North Korea dismisses South's talk of reform

Kim Jong-un with his wife, Ri Sol Ju, in Pyongyang. 25 July 2012
Image caption Kim Jong-un has adopted a warmer persona than his father, fuelling speculation about reform

North Korea has strongly denied reports from South Korea that it is planning policy changes that will lead to the reform and opening of the country.

A government body dismissed reports that the present leadership was breaking with the past as "ridiculous".

Some commentators have speculated that the recent removal of North Korea's top general pointed to a possible power struggle over economic reform.

Kim Jong-un succeeded his late father, Kim Jong-il, in December.

Mr Kim, believed to be in his late 20s, has since adopted a warm public persona, being photographed at fun fairs and pop concerts with his young wife.
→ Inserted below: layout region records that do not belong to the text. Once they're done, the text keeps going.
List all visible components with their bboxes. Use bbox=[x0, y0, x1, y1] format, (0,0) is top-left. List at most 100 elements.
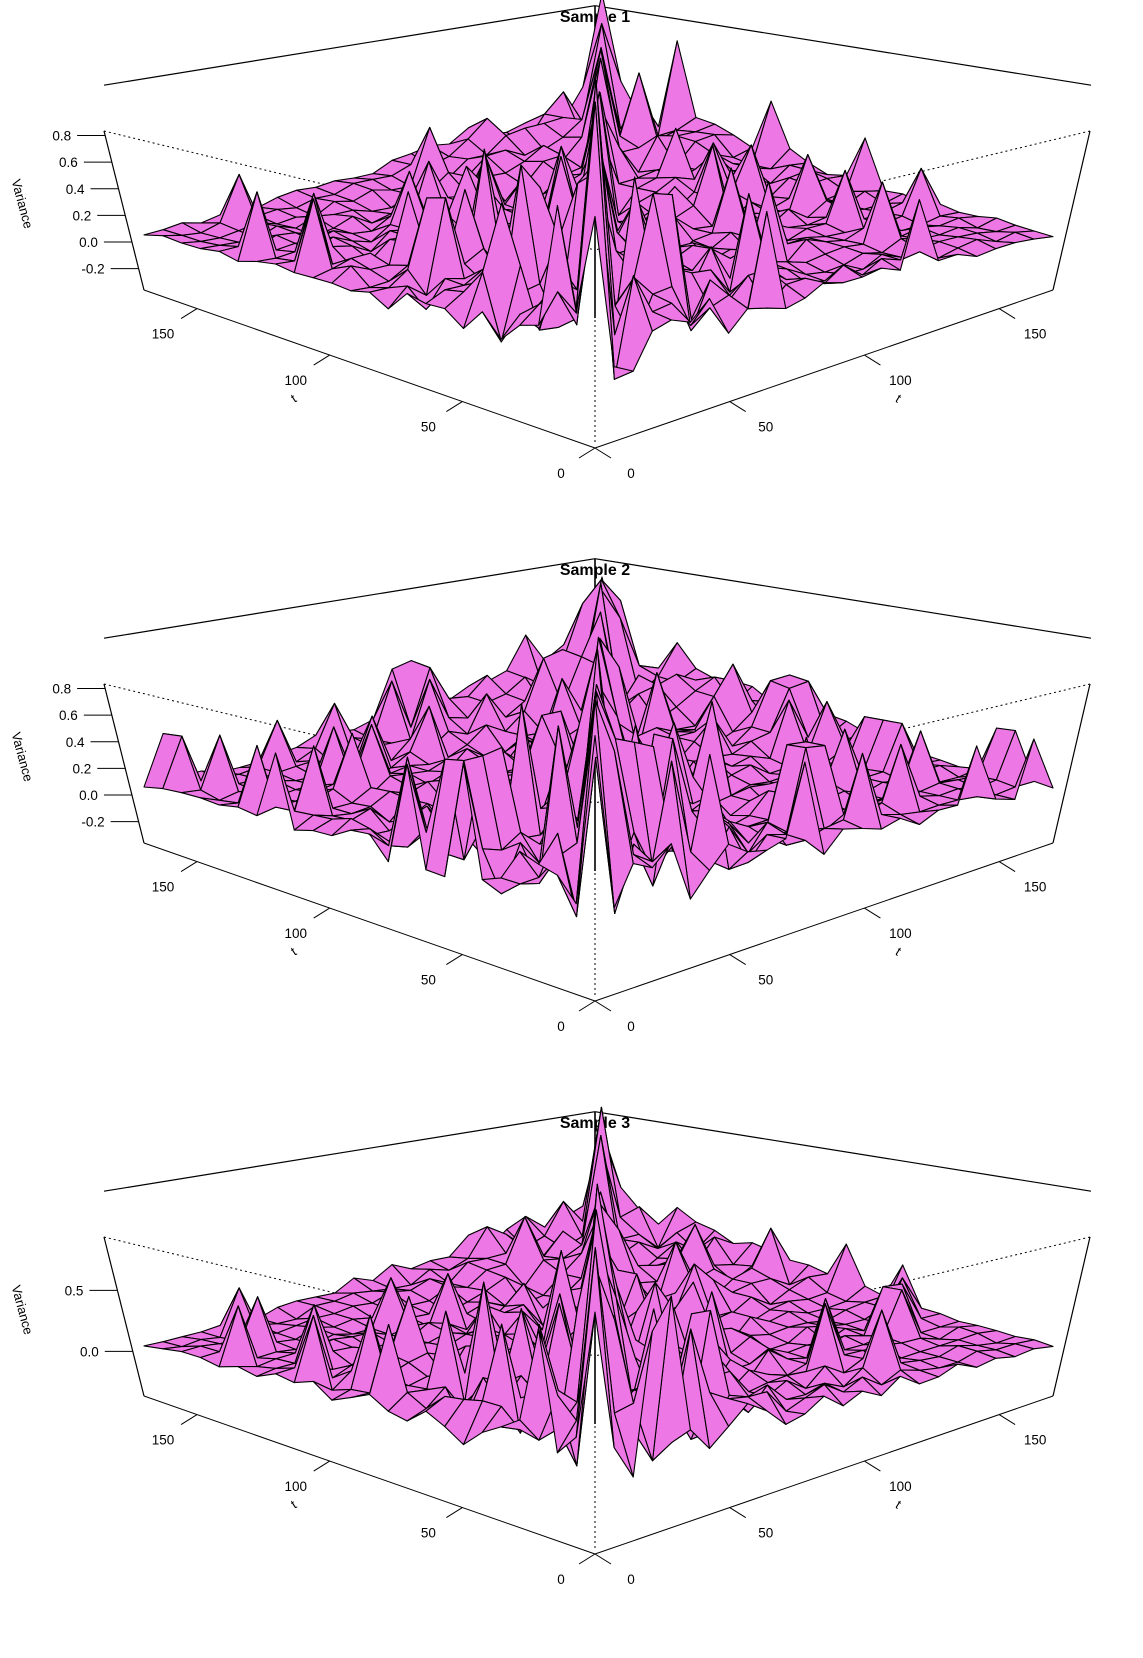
x-axis-line bbox=[143, 289, 596, 449]
x-tick-mark bbox=[578, 1000, 596, 1012]
y-tick-mark bbox=[998, 308, 1016, 320]
x-tick-label: 50 bbox=[421, 1526, 436, 1541]
z-tick-label: 0.0 bbox=[79, 235, 98, 250]
box-edge bbox=[103, 683, 145, 844]
box-edge bbox=[103, 558, 596, 639]
y-axis-line bbox=[594, 842, 1054, 1002]
x-tick-mark bbox=[446, 954, 463, 965]
x-axis-label: t bbox=[288, 391, 300, 406]
surface-facet bbox=[575, 1247, 615, 1449]
z-tick-label: 0.6 bbox=[59, 155, 78, 170]
y-axis-label: t bbox=[893, 391, 905, 406]
x-tick-label: 0 bbox=[557, 466, 565, 481]
y-tick-mark bbox=[729, 1507, 746, 1518]
x-tick-label: 150 bbox=[152, 327, 175, 342]
y-axis-label: t bbox=[893, 1497, 905, 1512]
x-tick-mark bbox=[446, 401, 463, 412]
y-tick-label: 0 bbox=[627, 466, 635, 481]
y-tick-label: 50 bbox=[758, 973, 773, 988]
panel-sample-3: Sample 3 0 50 100 150 0 50 100 150 t t 0.0 0.5 Varian… bbox=[0, 1106, 1143, 1658]
panel-sample-2: Sample 2 0 50 100 150 0 50 100 150 t t -0.2 0.0 0.2 0.… bbox=[0, 553, 1143, 1105]
y-axis-label: t bbox=[893, 944, 905, 959]
z-tick-label: -0.2 bbox=[81, 815, 104, 830]
x-tick-mark bbox=[180, 1414, 198, 1426]
z-tick-label: 0.4 bbox=[66, 182, 85, 197]
z-tick-label: 0.8 bbox=[52, 682, 71, 697]
y-tick-mark bbox=[864, 354, 881, 366]
box-edge bbox=[103, 5, 596, 86]
box-edge bbox=[594, 1111, 1092, 1192]
surface bbox=[143, 576, 1054, 918]
x-tick-label: 100 bbox=[284, 373, 307, 388]
box-edge bbox=[103, 1236, 145, 1397]
z-tick-label: 0.0 bbox=[80, 1344, 99, 1359]
y-tick-label: 100 bbox=[889, 926, 912, 941]
x-axis-line bbox=[143, 842, 596, 1002]
z-axis-label: Variance bbox=[9, 178, 37, 231]
z-tick-label: -0.2 bbox=[81, 262, 104, 277]
y-tick-mark bbox=[864, 907, 881, 919]
y-tick-label: 150 bbox=[1024, 880, 1047, 895]
box-edge bbox=[103, 1111, 596, 1192]
x-tick-mark bbox=[578, 447, 596, 459]
x-tick-mark bbox=[180, 308, 198, 320]
x-tick-mark bbox=[313, 354, 330, 366]
y-tick-mark bbox=[594, 1553, 612, 1565]
z-axis-label: Variance bbox=[9, 1284, 37, 1337]
x-axis-line bbox=[143, 1395, 596, 1555]
z-tick-label: 0.6 bbox=[59, 708, 78, 723]
y-tick-mark bbox=[729, 401, 746, 412]
z-tick-label: 0.2 bbox=[72, 761, 91, 776]
y-tick-label: 0 bbox=[627, 1572, 635, 1587]
box-edge bbox=[594, 558, 1092, 639]
x-tick-label: 100 bbox=[284, 926, 307, 941]
surface-facet bbox=[575, 699, 615, 909]
x-tick-mark bbox=[446, 1507, 463, 1518]
y-axis-line bbox=[594, 1395, 1054, 1555]
x-tick-mark bbox=[313, 1460, 330, 1472]
x-axis-label: t bbox=[288, 944, 300, 959]
x-tick-label: 50 bbox=[421, 420, 436, 435]
y-tick-label: 100 bbox=[889, 1479, 912, 1494]
y-tick-mark bbox=[998, 861, 1016, 873]
panel-sample-1: Sample 1 0 50 100 150 0 50 100 150 t t -0.2 0.0 0.2 0.… bbox=[0, 0, 1143, 552]
x-tick-label: 100 bbox=[284, 1479, 307, 1494]
y-tick-label: 100 bbox=[889, 373, 912, 388]
surface bbox=[143, 1106, 1054, 1478]
box-edge bbox=[594, 5, 1092, 86]
box-edge bbox=[103, 130, 145, 291]
z-tick-label: 0.4 bbox=[66, 735, 85, 750]
y-tick-mark bbox=[998, 1414, 1016, 1426]
y-axis-line bbox=[594, 289, 1054, 449]
z-axis-label: Variance bbox=[9, 731, 37, 784]
surface-facet bbox=[575, 101, 615, 368]
z-tick-label: 0.5 bbox=[65, 1283, 84, 1298]
y-tick-label: 50 bbox=[758, 1526, 773, 1541]
x-axis-label: t bbox=[288, 1497, 300, 1512]
y-tick-label: 50 bbox=[758, 420, 773, 435]
y-tick-mark bbox=[594, 1000, 612, 1012]
x-tick-label: 150 bbox=[152, 880, 175, 895]
x-tick-mark bbox=[578, 1553, 596, 1565]
x-tick-label: 0 bbox=[557, 1572, 565, 1587]
y-tick-mark bbox=[594, 447, 612, 459]
y-tick-mark bbox=[864, 1460, 881, 1472]
box-edge bbox=[1052, 130, 1091, 291]
y-tick-label: 150 bbox=[1024, 1433, 1047, 1448]
z-tick-label: 0.8 bbox=[52, 129, 71, 144]
y-tick-mark bbox=[729, 954, 746, 965]
x-tick-mark bbox=[180, 861, 198, 873]
x-tick-label: 0 bbox=[557, 1019, 565, 1034]
x-tick-label: 50 bbox=[421, 973, 436, 988]
x-tick-label: 150 bbox=[152, 1433, 175, 1448]
surface bbox=[143, 0, 1054, 380]
box-edge bbox=[1052, 683, 1091, 844]
z-tick-label: 0.2 bbox=[72, 208, 91, 223]
box-edge bbox=[1052, 1236, 1091, 1397]
z-tick-label: 0.0 bbox=[79, 788, 98, 803]
y-tick-label: 0 bbox=[627, 1019, 635, 1034]
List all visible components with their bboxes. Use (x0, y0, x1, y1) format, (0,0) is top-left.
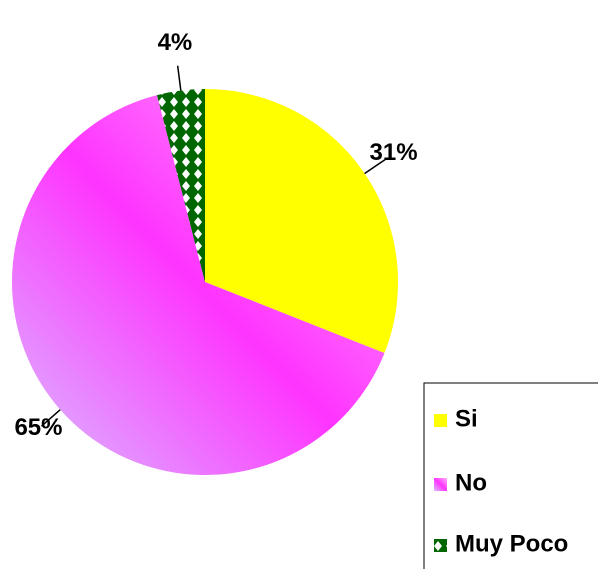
legend-swatch (434, 478, 447, 491)
legend-label: Muy Poco (455, 530, 568, 557)
leader-line (40, 409, 61, 427)
pie-slice (205, 89, 398, 354)
legend-label: Si (455, 405, 478, 432)
leader-line (176, 65, 182, 91)
data-label: 4% (158, 29, 193, 56)
legend-label: No (455, 469, 487, 496)
pie-slice (157, 89, 205, 282)
data-label: 65% (14, 414, 62, 441)
legend-swatch (434, 414, 447, 427)
legend-box (423, 382, 598, 569)
pie-slice (11, 95, 385, 476)
legend-swatch (434, 539, 447, 552)
data-label: 31% (370, 139, 418, 166)
leader-line (364, 158, 386, 175)
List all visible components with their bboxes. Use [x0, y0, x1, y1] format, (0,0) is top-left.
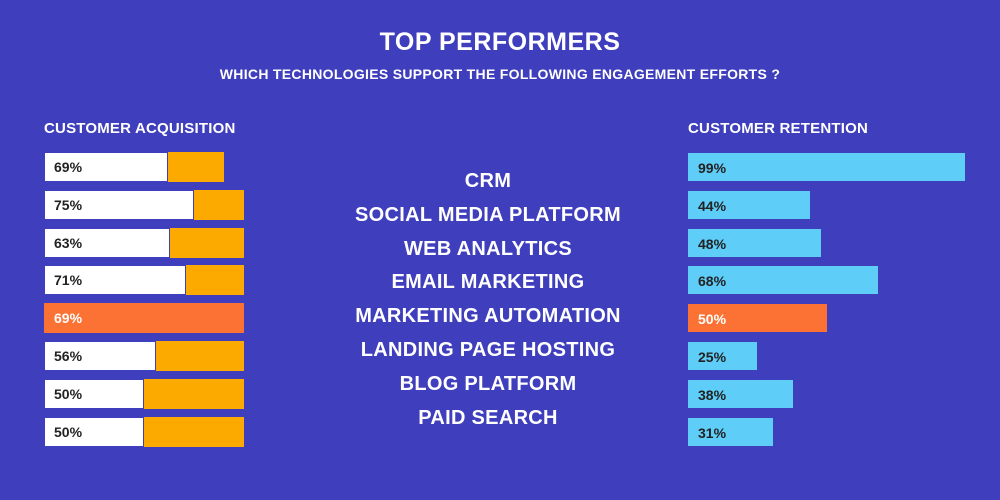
acquisition-bar: 63% — [44, 227, 244, 258]
retention-heading: CUSTOMER RETENTION — [688, 120, 868, 137]
category-label: WEB ANALYTICS — [404, 237, 572, 260]
retention-value-label: 38% — [698, 386, 727, 403]
retention-bar: 38% — [687, 378, 795, 409]
acquisition-value-label: 71% — [54, 272, 83, 289]
acquisition-value-label: 50% — [54, 423, 83, 440]
acquisition-bar: 75% — [44, 189, 244, 220]
category-label: BLOG PLATFORM — [399, 372, 577, 395]
acquisition-bar-fill — [44, 378, 144, 409]
category-label: LANDING PAGE HOSTING — [360, 339, 616, 361]
acquisition-bar-fill — [44, 265, 186, 296]
retention-value-label: 68% — [698, 273, 727, 290]
acquisition-value-label: 56% — [54, 348, 83, 364]
acquisition-bar: 56% — [44, 341, 244, 371]
chart-title: TOP PERFORMERS — [379, 28, 621, 56]
acquisition-value-label: 69% — [54, 159, 83, 175]
acquisition-value-label: 50% — [54, 385, 83, 402]
retention-value-label: 48% — [698, 235, 727, 252]
retention-value-label: 50% — [698, 311, 727, 328]
category-label: MARKETING AUTOMATION — [355, 305, 621, 328]
acquisition-bar: 69% — [44, 152, 224, 182]
retention-bar: 68% — [687, 265, 879, 296]
acquisition-heading: CUSTOMER ACQUISITION — [44, 120, 236, 137]
retention-bar: 99% — [687, 152, 967, 182]
acquisition-bar: 71% — [44, 265, 244, 296]
retention-bar: 31% — [687, 416, 775, 447]
retention-bar: 25% — [687, 341, 758, 371]
acquisition-bar-fill — [44, 227, 170, 258]
retention-value-label: 31% — [698, 424, 727, 441]
category-label: SOCIAL MEDIA PLATFORM — [355, 203, 621, 226]
acquisition-bar: 50% — [44, 416, 244, 447]
retention-value-label: 99% — [698, 160, 727, 176]
acquisition-value-label: 75% — [54, 196, 83, 213]
acquisition-bar-fill — [44, 189, 194, 220]
retention-value-label: 25% — [698, 349, 727, 365]
retention-bar: 50% — [687, 303, 828, 334]
acquisition-bar: 69% — [44, 303, 244, 334]
category-label: CRM — [464, 170, 512, 192]
acquisition-bar-fill — [44, 341, 156, 371]
chart-subtitle: WHICH TECHNOLOGIES SUPPORT THE FOLLOWING… — [219, 66, 781, 82]
acquisition-bar-fill — [44, 152, 169, 182]
acquisition-value-label: 63% — [54, 234, 83, 251]
category-label: EMAIL MARKETING — [391, 271, 585, 294]
category-label: PAID SEARCH — [418, 406, 558, 429]
retention-bar: 44% — [687, 189, 812, 220]
acquisition-bar-fill — [44, 416, 144, 447]
retention-value-label: 44% — [698, 197, 727, 214]
acquisition-value-label: 69% — [54, 310, 83, 327]
acquisition-bar: 50% — [44, 378, 244, 409]
retention-bar: 48% — [687, 227, 823, 258]
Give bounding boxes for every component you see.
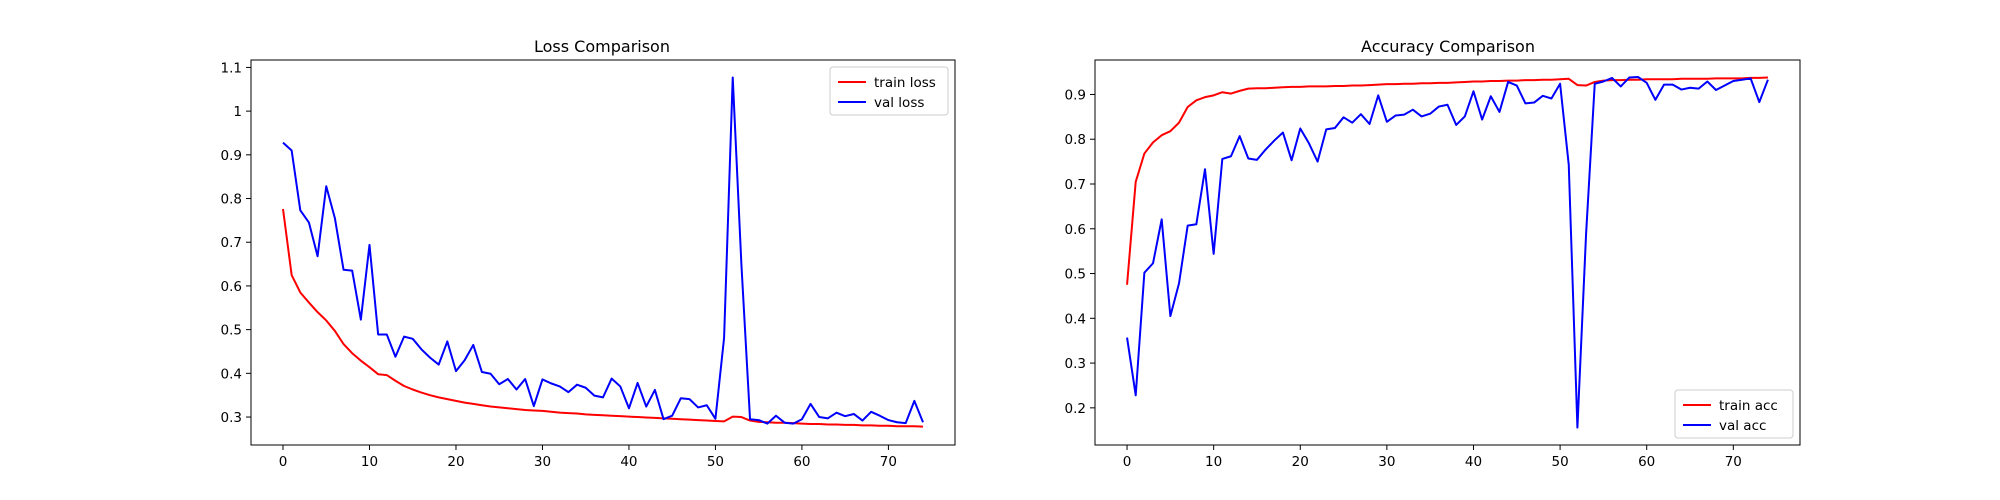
acc-series-line-train (1126, 76, 1769, 285)
loss-y-tick-label: 0.8 (221, 192, 242, 208)
loss-y-tick-label: 0.7 (221, 235, 242, 251)
acc-legend-label: val acc (1719, 418, 1766, 434)
loss-y-tick-label: 1 (233, 104, 242, 120)
loss-x-tick-label: 0 (279, 454, 288, 470)
acc-y-tick-label: 0.3 (1065, 356, 1086, 372)
acc-x-tick-label: 0 (1123, 454, 1132, 470)
acc-y-tick-label: 0.6 (1065, 222, 1086, 238)
loss-legend-label: val loss (874, 95, 924, 111)
loss-legend: train loss val loss (829, 66, 949, 116)
acc-y-tick-label: 0.4 (1065, 311, 1086, 327)
loss-y-tick-label: 0.6 (221, 279, 242, 295)
loss-y-tick-label: 0.9 (221, 148, 242, 164)
acc-y-tick-label: 0.2 (1065, 401, 1086, 417)
acc-y-tick-label: 0.5 (1065, 267, 1086, 283)
acc-x-tick-label: 20 (1292, 454, 1309, 470)
loss-y-tick-label: 0.4 (221, 366, 242, 382)
loss-chart-title: Loss Comparison (534, 37, 670, 56)
acc-y-tick-label: 0.8 (1065, 132, 1086, 148)
loss-series-line-train (282, 208, 924, 428)
acc-x-tick-label: 30 (1378, 454, 1395, 470)
loss-series-line-val (282, 76, 924, 425)
acc-x-tick-label: 10 (1205, 454, 1222, 470)
accuracy-chart: Accuracy Comparison 0 10 20 30 40 50 60 70 0.2 0.… (1065, 37, 1801, 470)
loss-y-tick-label: 0.3 (221, 410, 242, 426)
acc-y-tick-label: 0.9 (1065, 87, 1086, 103)
loss-x-tick-label: 10 (361, 454, 378, 470)
loss-plot-area (250, 59, 956, 446)
acc-x-tick-label: 50 (1551, 454, 1568, 470)
loss-x-tick-label: 40 (620, 454, 637, 470)
loss-legend-label: train loss (874, 75, 936, 91)
acc-series-line-val (1126, 76, 1769, 429)
loss-x-tick-label: 50 (707, 454, 724, 470)
acc-x-tick-label: 40 (1465, 454, 1482, 470)
acc-x-tick-label: 60 (1638, 454, 1655, 470)
loss-x-tick-label: 20 (447, 454, 464, 470)
loss-y-tick-label: 0.5 (221, 323, 242, 339)
acc-x-tick-label: 70 (1725, 454, 1742, 470)
acc-plot-area (1094, 59, 1801, 446)
acc-legend-label: train acc (1719, 398, 1778, 414)
loss-y-tick-label: 1.1 (221, 60, 242, 76)
acc-legend: train acc val acc (1674, 389, 1794, 439)
accuracy-chart-title: Accuracy Comparison (1361, 37, 1535, 56)
loss-x-tick-label: 60 (793, 454, 810, 470)
loss-x-tick-label: 30 (534, 454, 551, 470)
loss-x-tick-label: 70 (880, 454, 897, 470)
acc-y-tick-label: 0.7 (1065, 177, 1086, 193)
loss-chart: Loss Comparison 0 10 20 30 40 50 60 70 0.3 0.4 0.5… (221, 37, 956, 470)
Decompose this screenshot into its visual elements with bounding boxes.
That - together with the recent removal of army chief General Ri Yong-ho - has fuelled hopes in the South that he could be planning to open up North Korea's closed state-run economy.

However, a spokesman for North Korea's Committee for the Peaceful Reunification of Korea, which deals with cross-border affairs, dismissed the speculation in an interview with state-run KCNA news agency on Sunday.

He said that Kim Jong-un would pursue the "military first" policy brought in by his father and would build a "civilised and comfortable life for the people under socialism".

'Silly dream'

"The puppet group (South Korea)... tried to give (the) impression that the present leadership of the DPRK (North Korea) broke with the past. This is the height of ignorance," the spokesman said.

"To expect policy change and reform and opening from the DPRK is nothing but a foolish and silly dream, just like wanting the sun to rise in the west."

He accused Seoul of trying to impose capitalism on Pyongyang by "trumpeting reform and opening", adding: "There cannot be any slightest change in all policies."

BBC Asia analyst Charles Scanlon says the statement probably shouldn't be taken at face value.

Any reference to reform has always been anathema for North Korean officials, he says, and it is a word they associate with victory for their capitalist enemies in the South.

There is also substantial external pressure for change, not least from China, which appears close to Kim Jong-un and his inner circle and which has pressed for reform in North Korea for more than a decade, our correspondent adds.

Mr Kim and those around him are being keenly watched for the direction in which they will take the communist state.